University of Groningen, University Medical Center Groningen, Groningen, The Netherlands.
Eur J Heart Fail. 2020 Jan;22(1):139-147. doi: 10.1002/ejhf.1628. Epub 2019 Nov 12.
Predicting mortality is important in patients with heart failure (HF). However, current strategies for predicting risk are only modestly successful, likely because they are derived from statistical analysis methods that fail to capture prognostic information in large data sets containing multi-dimensional interactions.
We used a machine learning algorithm to capture correlations between patient characteristics and mortality. A model was built by training a boosted decision tree algorithm to relate a subset of the patient data with a very high or very low mortality risk in a cohort of 5822 hospitalized and ambulatory patients with HF. From this model we derived a risk score that accurately discriminated between low and high-risk of death by identifying eight variables (diastolic blood pressure, creatinine, blood urea nitrogen, haemoglobin, white blood cell count, platelets, albumin, and red blood cell distribution width). This risk score had an area under the curve (AUC) of 0.88 and was predictive across the full spectrum of risk. External validation in two separate HF populations gave AUCs of 0.84 and 0.81, which were superior to those obtained with two available risk scores in these same populations.

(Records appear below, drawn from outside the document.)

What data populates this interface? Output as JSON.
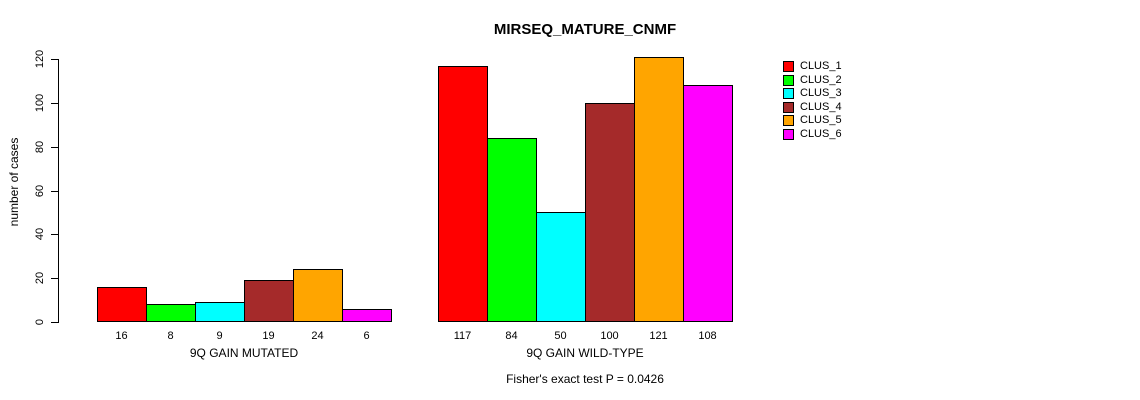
{
  "chart_data": {
    "type": "bar",
    "title": "MIRSEQ_MATURE_CNMF",
    "ylabel": "number of cases",
    "xlabel": "",
    "ylim": [
      0,
      120
    ],
    "yticks": [
      0,
      20,
      40,
      60,
      80,
      100,
      120
    ],
    "grid": false,
    "legend_position": "right",
    "categories": [
      "9Q GAIN MUTATED",
      "9Q GAIN WILD-TYPE"
    ],
    "series": [
      {
        "name": "CLUS_1",
        "color": "#FF0000",
        "values": [
          16,
          117
        ]
      },
      {
        "name": "CLUS_2",
        "color": "#00FF00",
        "values": [
          8,
          84
        ]
      },
      {
        "name": "CLUS_3",
        "color": "#00FFFF",
        "values": [
          9,
          50
        ]
      },
      {
        "name": "CLUS_4",
        "color": "#A52A2A",
        "values": [
          19,
          100
        ]
      },
      {
        "name": "CLUS_5",
        "color": "#FFA500",
        "values": [
          24,
          121
        ]
      },
      {
        "name": "CLUS_6",
        "color": "#FF00FF",
        "values": [
          6,
          108
        ]
      }
    ],
    "bar_value_labels_shown": true,
    "annotation": "Fisher's exact test P = 0.0426",
    "axis_color": "#000000",
    "bar_border_color": "#000000"
  }
}
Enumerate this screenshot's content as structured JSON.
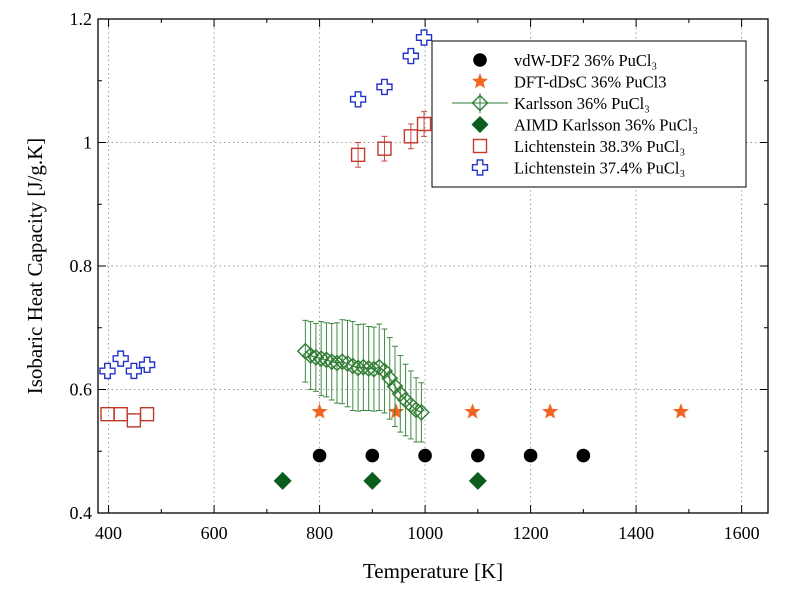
{
  "chart_data": {
    "type": "scatter",
    "xlabel": "Temperature [K]",
    "ylabel": "Isobaric Heat Capacity [J/g.K]",
    "xlim": [
      380,
      1650
    ],
    "ylim": [
      0.4,
      1.2
    ],
    "x_ticks": [
      400,
      600,
      800,
      1000,
      1200,
      1400,
      1600
    ],
    "y_ticks": [
      0.4,
      0.6,
      0.8,
      1,
      1.2
    ],
    "x_tick_labels": [
      "400",
      "600",
      "800",
      "1000",
      "1200",
      "1400",
      "1600"
    ],
    "y_tick_labels": [
      "0.4",
      "0.6",
      "0.8",
      "1",
      "1.2"
    ],
    "grid": true,
    "legend_position": "top-right",
    "series": [
      {
        "name": "vdW-DF2 36% PuCl₃",
        "marker": "circle",
        "color": "#000000",
        "x": [
          800,
          900,
          1000,
          1100,
          1200,
          1300
        ],
        "y": [
          0.493,
          0.493,
          0.493,
          0.493,
          0.493,
          0.493
        ]
      },
      {
        "name": "DFT-dDsC 36% PuCl3",
        "marker": "star",
        "color": "#f26522",
        "x": [
          800,
          945,
          1090,
          1237,
          1485
        ],
        "y": [
          0.564,
          0.564,
          0.564,
          0.564,
          0.564
        ]
      },
      {
        "name": "Karlsson 36% PuCl₃",
        "marker": "diamond-open",
        "color": "#2e7d32",
        "line": true,
        "x": [
          773,
          783,
          793,
          803,
          813,
          823,
          833,
          843,
          853,
          863,
          873,
          883,
          893,
          903,
          913,
          923,
          933,
          943,
          953,
          963,
          973,
          983,
          993
        ],
        "y": [
          0.662,
          0.655,
          0.652,
          0.65,
          0.648,
          0.645,
          0.643,
          0.645,
          0.642,
          0.638,
          0.635,
          0.636,
          0.634,
          0.633,
          0.636,
          0.63,
          0.618,
          0.605,
          0.593,
          0.583,
          0.575,
          0.567,
          0.563
        ],
        "error": [
          0.05,
          0.055,
          0.055,
          0.06,
          0.06,
          0.062,
          0.065,
          0.068,
          0.07,
          0.072,
          0.07,
          0.07,
          0.068,
          0.068,
          0.07,
          0.068,
          0.066,
          0.065,
          0.062,
          0.058,
          0.055,
          0.052,
          0.048
        ]
      },
      {
        "name": "AIMD Karlsson 36% PuCl₃",
        "marker": "diamond-filled",
        "color": "#0b5d1e",
        "x": [
          730,
          900,
          1100
        ],
        "y": [
          0.452,
          0.452,
          0.452
        ]
      },
      {
        "name": "Lichtenstein 38.3% PuCl₃",
        "marker": "square-open",
        "color": "#c0392b",
        "x": [
          398,
          423,
          448,
          473,
          873,
          923,
          973,
          998
        ],
        "y": [
          0.56,
          0.56,
          0.55,
          0.56,
          0.98,
          0.99,
          1.01,
          1.03
        ],
        "error": [
          0,
          0,
          0,
          0,
          0.02,
          0.02,
          0.02,
          0.02
        ]
      },
      {
        "name": "Lichtenstein 37.4% PuCl₃",
        "marker": "cross-open",
        "color": "#2233cc",
        "x": [
          398,
          423,
          448,
          473,
          873,
          923,
          973,
          998
        ],
        "y": [
          0.63,
          0.65,
          0.63,
          0.64,
          1.07,
          1.09,
          1.14,
          1.17
        ]
      }
    ]
  }
}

Using machine learning and readily available variables, we generated and validated a mortality risk score in patients with HF that was more accurate than other risk scores to which it was compared. These results support the use of this machine learning approach for the evaluation of patients with HF and in other settings where predicting risk has been challenging.
预测心力衰竭(HF)患者的死亡率很重要。然而,目前用于预测风险的策略仅取得了适度的成功,这可能是因为它们源自统计分析方法,这些方法无法捕捉到大包含多维相互作用的数据集中的预后信息。
我们使用机器学习算法来捕捉患者特征与死亡率之间的相关性。通过在 5822 名住院和门诊 HF 患者的队列中,训练一个增强决策树算法来将患者数据的子集与死亡率非常高或非常低的风险相关联,从而建立了一个模型。从这个模型中,我们得出了一个风险评分,可以通过识别八个变量(舒张压、肌酐、血尿素氮、血红蛋白、白细胞计数、血小板、白蛋白和红细胞分布宽度)来准确区分低风险和高风险的死亡。该风险评分的曲线下面积(AUC)为 0.88,并且可以预测整个风险谱。在两个独立的 HF 人群中的外部验证得到了 AUC 为 0.84 和 0.81,这优于在这些相同人群中可用的两个风险评分的 AUC。
我们使用机器学习和现成的变量生成并验证了 HF 患者的死亡率风险评分,与进行比较的其他风险评分相比,该评分更为准确。这些结果支持在 HF 患者的评估以及在其他预测风险具有挑战性的环境中使用这种机器学习方法。